6. Op grond van artikel 8:51b, derde lid, van de Awb kan eiseres binnen vier weken nadat verweerder heeft bericht op welke wijze het gebrek is hersteld, schriftelijk haar zienswijze naar voren brengen over de wijze waarop het gebrek is hersteld.
7. Verlenging van de hiervoor genoemde termijnen is slechts mogelijk in bijzondere gevallen.

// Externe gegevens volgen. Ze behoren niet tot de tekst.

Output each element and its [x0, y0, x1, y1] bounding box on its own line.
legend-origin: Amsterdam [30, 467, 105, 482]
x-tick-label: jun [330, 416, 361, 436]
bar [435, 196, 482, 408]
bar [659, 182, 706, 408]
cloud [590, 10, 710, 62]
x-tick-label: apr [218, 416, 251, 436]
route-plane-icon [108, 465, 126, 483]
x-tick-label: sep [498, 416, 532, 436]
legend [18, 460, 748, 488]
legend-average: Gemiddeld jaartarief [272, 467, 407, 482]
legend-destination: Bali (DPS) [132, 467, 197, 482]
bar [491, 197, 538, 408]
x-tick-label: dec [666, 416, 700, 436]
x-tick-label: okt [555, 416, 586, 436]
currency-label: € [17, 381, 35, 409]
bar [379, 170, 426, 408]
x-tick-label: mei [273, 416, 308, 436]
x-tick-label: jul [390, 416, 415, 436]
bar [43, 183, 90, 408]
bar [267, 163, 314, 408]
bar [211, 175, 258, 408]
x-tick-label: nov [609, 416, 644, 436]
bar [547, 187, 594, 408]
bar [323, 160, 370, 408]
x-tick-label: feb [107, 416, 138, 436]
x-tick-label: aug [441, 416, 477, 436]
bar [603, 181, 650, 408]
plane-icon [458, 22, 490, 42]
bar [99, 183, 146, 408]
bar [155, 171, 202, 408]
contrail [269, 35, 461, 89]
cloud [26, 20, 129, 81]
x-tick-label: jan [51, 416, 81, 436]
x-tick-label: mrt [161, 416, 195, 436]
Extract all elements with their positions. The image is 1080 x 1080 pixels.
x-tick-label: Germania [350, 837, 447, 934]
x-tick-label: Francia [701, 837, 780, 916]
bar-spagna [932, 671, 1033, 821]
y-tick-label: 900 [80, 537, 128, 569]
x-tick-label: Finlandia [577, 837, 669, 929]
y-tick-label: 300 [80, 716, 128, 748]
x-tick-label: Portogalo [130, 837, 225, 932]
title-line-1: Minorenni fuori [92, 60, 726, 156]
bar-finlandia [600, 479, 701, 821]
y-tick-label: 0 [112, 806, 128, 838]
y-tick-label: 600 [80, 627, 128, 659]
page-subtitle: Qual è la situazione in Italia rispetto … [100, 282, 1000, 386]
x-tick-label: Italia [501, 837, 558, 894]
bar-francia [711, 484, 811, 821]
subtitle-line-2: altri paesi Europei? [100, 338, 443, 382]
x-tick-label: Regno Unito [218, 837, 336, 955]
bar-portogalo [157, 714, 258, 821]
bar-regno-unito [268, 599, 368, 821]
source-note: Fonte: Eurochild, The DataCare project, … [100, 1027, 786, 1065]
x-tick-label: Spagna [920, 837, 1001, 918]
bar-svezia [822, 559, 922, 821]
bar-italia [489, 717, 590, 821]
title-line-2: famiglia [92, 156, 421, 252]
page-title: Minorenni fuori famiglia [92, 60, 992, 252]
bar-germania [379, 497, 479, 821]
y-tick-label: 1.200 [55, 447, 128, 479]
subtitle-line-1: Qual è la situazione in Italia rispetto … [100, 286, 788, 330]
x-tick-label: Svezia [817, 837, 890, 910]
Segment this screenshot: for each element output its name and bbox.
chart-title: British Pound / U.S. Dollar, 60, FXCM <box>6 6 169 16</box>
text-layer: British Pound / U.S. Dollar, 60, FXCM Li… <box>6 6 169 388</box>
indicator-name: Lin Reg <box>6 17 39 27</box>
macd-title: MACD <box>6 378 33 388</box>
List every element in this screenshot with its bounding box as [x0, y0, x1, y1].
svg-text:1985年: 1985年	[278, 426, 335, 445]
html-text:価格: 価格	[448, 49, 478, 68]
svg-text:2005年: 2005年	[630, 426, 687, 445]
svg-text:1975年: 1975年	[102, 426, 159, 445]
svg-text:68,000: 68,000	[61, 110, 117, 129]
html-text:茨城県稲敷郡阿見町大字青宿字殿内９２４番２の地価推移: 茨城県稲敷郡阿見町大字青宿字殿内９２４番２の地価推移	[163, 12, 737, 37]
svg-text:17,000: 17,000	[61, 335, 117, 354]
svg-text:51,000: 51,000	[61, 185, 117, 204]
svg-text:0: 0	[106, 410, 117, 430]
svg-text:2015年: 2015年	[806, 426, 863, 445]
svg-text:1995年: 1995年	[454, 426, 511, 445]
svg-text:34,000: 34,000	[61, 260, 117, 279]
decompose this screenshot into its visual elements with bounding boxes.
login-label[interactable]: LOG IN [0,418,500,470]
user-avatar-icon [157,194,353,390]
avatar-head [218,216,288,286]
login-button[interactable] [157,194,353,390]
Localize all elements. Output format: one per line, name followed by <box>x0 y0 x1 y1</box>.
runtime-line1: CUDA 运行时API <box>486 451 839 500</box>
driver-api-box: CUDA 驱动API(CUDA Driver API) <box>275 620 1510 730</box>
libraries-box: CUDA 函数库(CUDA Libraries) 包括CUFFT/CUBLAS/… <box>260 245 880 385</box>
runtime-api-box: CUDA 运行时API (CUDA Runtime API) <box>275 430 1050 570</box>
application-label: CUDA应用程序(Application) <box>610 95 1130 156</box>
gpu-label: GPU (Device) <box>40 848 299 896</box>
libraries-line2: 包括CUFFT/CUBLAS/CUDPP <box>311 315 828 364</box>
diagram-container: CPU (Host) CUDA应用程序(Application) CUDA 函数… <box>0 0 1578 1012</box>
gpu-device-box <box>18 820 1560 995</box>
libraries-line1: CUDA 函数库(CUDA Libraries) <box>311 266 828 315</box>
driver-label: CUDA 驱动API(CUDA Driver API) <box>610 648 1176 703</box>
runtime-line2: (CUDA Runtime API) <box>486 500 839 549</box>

Een gemotiveerd verzoek om verlenging van een termijn moet worden ingediend binnen de in deze tussenuitspraak bepaalde termijn.
8. Indien verweerder geen gebruik maakt van de gelegenheid tot herstel, dan wel na het ongebruikt verstrijken van de termijn van zes weken voor het herstellen van het gebrek, zal de rechtbank binnen zes weken na het verstrijken van de gestelde termijn of het ontvangen van het bericht van verweerder einduitspraak doen.
9. Indien verweerder is overgegaan tot herstel van het gebrek, zal de rechtbank einduitspraak doen binnen zes weken na het verstrijken van de termijn van vier weken voor de zienswijze van eiseres.
10. Tenzij er aanleiding bestaat anders te beslissen, zal met toepassing van artikel 8:57, tweede lid, van de Awb een nader onderzoek ter zitting achterwege blijven.